Время тянулось. Лавель беспокойно барабанил пальцами по рулю, пока они смотрели на старый многоквартирный дом Лив Риз.
– Меня убивает именно ожидание, – пробормотала Хэллидей, подавляя зевоту.
– Придет с опытом. На пару с двумя буквами «Т».
– Что за две буквы «Т»?
– Терпение и трудолюбие.
– Также было на службе в армии. Мы ждали днями, даже неделями, пока террористы не выйдут из укрытия. Когда они выходили, в половине случаев в бой вступал другой отряд, и все заканчивалось за считанные минуты.
– Похоже, вы скучаете по этому?
– Мы так это все ненавидели, пока служили. Не могли дождаться возвращения домой. Мы буквально считали дни. Но как только мы оказались дома, мы все почувствовали утрату. Мы скучали друг по другу. Думаю, мы также соскучились по военной жизни. Я даже скучала по чертовому подъему. Представьте, что вас каждое утро на рассвете будит горн! – она сухо рассмеялась.

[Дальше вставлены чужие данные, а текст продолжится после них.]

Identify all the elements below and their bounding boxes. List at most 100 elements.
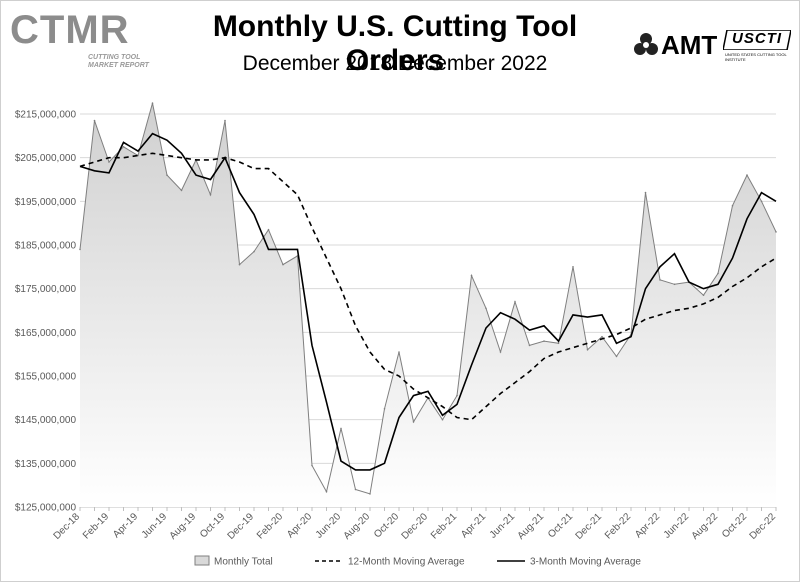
usct-logo-text: USCTI [732,30,782,47]
y-tick-label: $135,000,000 [15,459,77,470]
data-point-monthly-total [151,102,154,104]
x-tick-label: Aug-21 [516,511,547,542]
chart-title: Monthly U.S. Cutting Tool Orders [212,10,578,77]
series-line-3-month-average [79,132,777,471]
data-point-monthly-total [470,274,473,277]
x-tick-label: Dec-22 [748,511,779,542]
data-point-monthly-total [354,488,357,491]
usct-logo-subtitle: UNITED STATES CUTTING TOOL INSTITUTE [725,52,787,62]
data-point-monthly-total [238,263,241,266]
data-point-monthly-total [340,427,342,430]
x-tick-label: Dec-19 [226,511,257,542]
data-point-monthly-total [659,279,661,281]
data-point-monthly-total [702,294,705,297]
y-tick-label: $175,000,000 [15,284,77,295]
chart-subtitle: December 2018 December 2022 [242,52,548,75]
data-point-monthly-total [731,204,734,207]
data-point-monthly-total [412,421,415,423]
data-point-monthly-total [644,191,647,194]
data-point-monthly-total [224,119,226,122]
legend-swatch-area [194,555,210,566]
data-point-monthly-total [746,174,748,176]
plot-area [79,102,777,507]
data-point-monthly-total [180,189,183,192]
x-tick-label: Apr-20 [285,511,314,540]
x-tick-label: Jun-21 [488,511,518,541]
y-tick-label: $145,000,000 [15,415,77,426]
y-tick-label: $195,000,000 [15,197,77,208]
x-tick-label: Apr-21 [459,511,488,540]
x-tick-label: Dec-21 [574,511,605,542]
data-point-monthly-total [325,490,328,493]
data-point-monthly-total [282,263,284,266]
data-point-monthly-total [485,307,487,310]
x-tick-label: Oct-22 [720,511,749,540]
data-point-monthly-total [267,228,270,231]
x-tick-label: Oct-19 [198,511,227,540]
x-tick-label: Feb-19 [81,511,111,541]
y-tick-label: $155,000,000 [15,372,77,383]
x-tick-label: Oct-20 [372,511,401,540]
data-point-monthly-total [93,119,96,122]
data-point-monthly-total [253,250,255,253]
x-tick-label: Dec-20 [400,511,431,542]
data-point-monthly-total [369,493,371,495]
data-point-monthly-total [586,349,589,351]
amt-logo-text: AMT [661,30,718,60]
data-point-monthly-total [456,394,458,397]
data-point-monthly-total [166,174,168,176]
data-point-monthly-total [311,464,313,467]
data-point-monthly-total [122,146,125,148]
usct-logo-badge [723,30,791,50]
data-point-monthly-total [775,231,777,233]
data-point-monthly-total [717,272,719,275]
legend-label: 12-Month Moving Average [348,557,465,568]
legend-item: 12-Month Moving Average [315,557,465,568]
data-point-monthly-total [514,301,516,303]
x-tick-label: Jun-19 [140,511,170,541]
y-tick-label: $125,000,000 [15,503,77,514]
x-tick-label: Apr-22 [633,511,662,540]
x-tick-label: Jun-20 [314,511,344,541]
data-point-monthly-total [441,418,444,421]
y-tick-label: $205,000,000 [15,153,77,164]
data-point-monthly-total [528,344,531,347]
x-tick-label: Oct-21 [546,511,575,540]
data-point-monthly-total [209,194,212,196]
data-point-monthly-total [383,408,386,410]
data-point-monthly-total [572,266,574,268]
data-point-monthly-total [543,340,545,342]
legend-item: Monthly Total [194,555,273,568]
x-tick-label: Aug-22 [690,511,721,542]
data-point-monthly-total [499,351,502,353]
ctmr-logo-subtitle: CUTTING TOOL MARKET REPORT [88,54,149,69]
data-point-monthly-total [557,342,560,345]
x-tick-label: Jun-22 [662,511,692,541]
amt-emblem-icon [634,33,658,55]
legend-item: 3-Month Moving Average [497,557,641,568]
y-tick-label: $215,000,000 [15,110,77,121]
ctmr-logo-word: CTMR [10,8,130,52]
x-tick-label: Feb-22 [603,511,633,541]
amt-usct-logos: AMT USCTI UNITED STATES CUTTING TOOL INS… [633,28,793,64]
y-tick-label: $165,000,000 [15,328,77,339]
x-tick-label: Apr-19 [111,511,140,540]
y-tick-label: $185,000,000 [15,241,77,252]
x-tick-label: Dec-18 [52,511,83,542]
data-point-monthly-total [601,335,603,338]
x-tick-label: Feb-21 [429,511,459,541]
area-fill-monthly-total [80,103,776,507]
y-axis: $125,000,000 $135,000,000 $145,000,000 $155… [15,110,77,514]
data-point-monthly-total [760,200,763,203]
legend-label: Monthly Total [214,557,273,568]
data-point-monthly-total [108,161,110,163]
data-point-monthly-total [673,283,676,286]
ctmr-logo: CTMR CUTTING TOOL MARKET REPORT [10,8,152,78]
x-tick-label: Aug-20 [342,511,373,542]
x-tick-label: Feb-20 [255,511,285,541]
legend: Monthly Total 12-Month Moving Average 3-Mo… [194,555,641,568]
x-tick-label: Aug-19 [168,511,199,542]
data-point-monthly-total [79,248,81,251]
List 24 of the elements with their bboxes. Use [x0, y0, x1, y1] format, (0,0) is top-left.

– Вероятно, было тяжело вернуться к гражданской жизни.
– Другим было хуже.
– Как вашему другу Тому, который погиб? – спросил Лавель.
– Среди прочих. У ветеранов уровень самоубийств выше в два раза, чем у гражданских.
– Как вам удалось вернуться в колею?
– Я вступила в ряды полиции Нью-Йорка, – ответила Хэллидей, надеясь, что это положит конец обсуждению. Ей не хотелось говорить о темных днях, которые она пережила, когда закончился ее первый контракт. Мощная комбинация из смеси сожаления и облегчения. Было также чувство вины за то, что они оставили местных переводчиков и других афганцев, которые пошли с ними на контакт, чьи жизни всегда будут в опасности, если террористы хоть слегка заподозрят, что они помогали американским военным.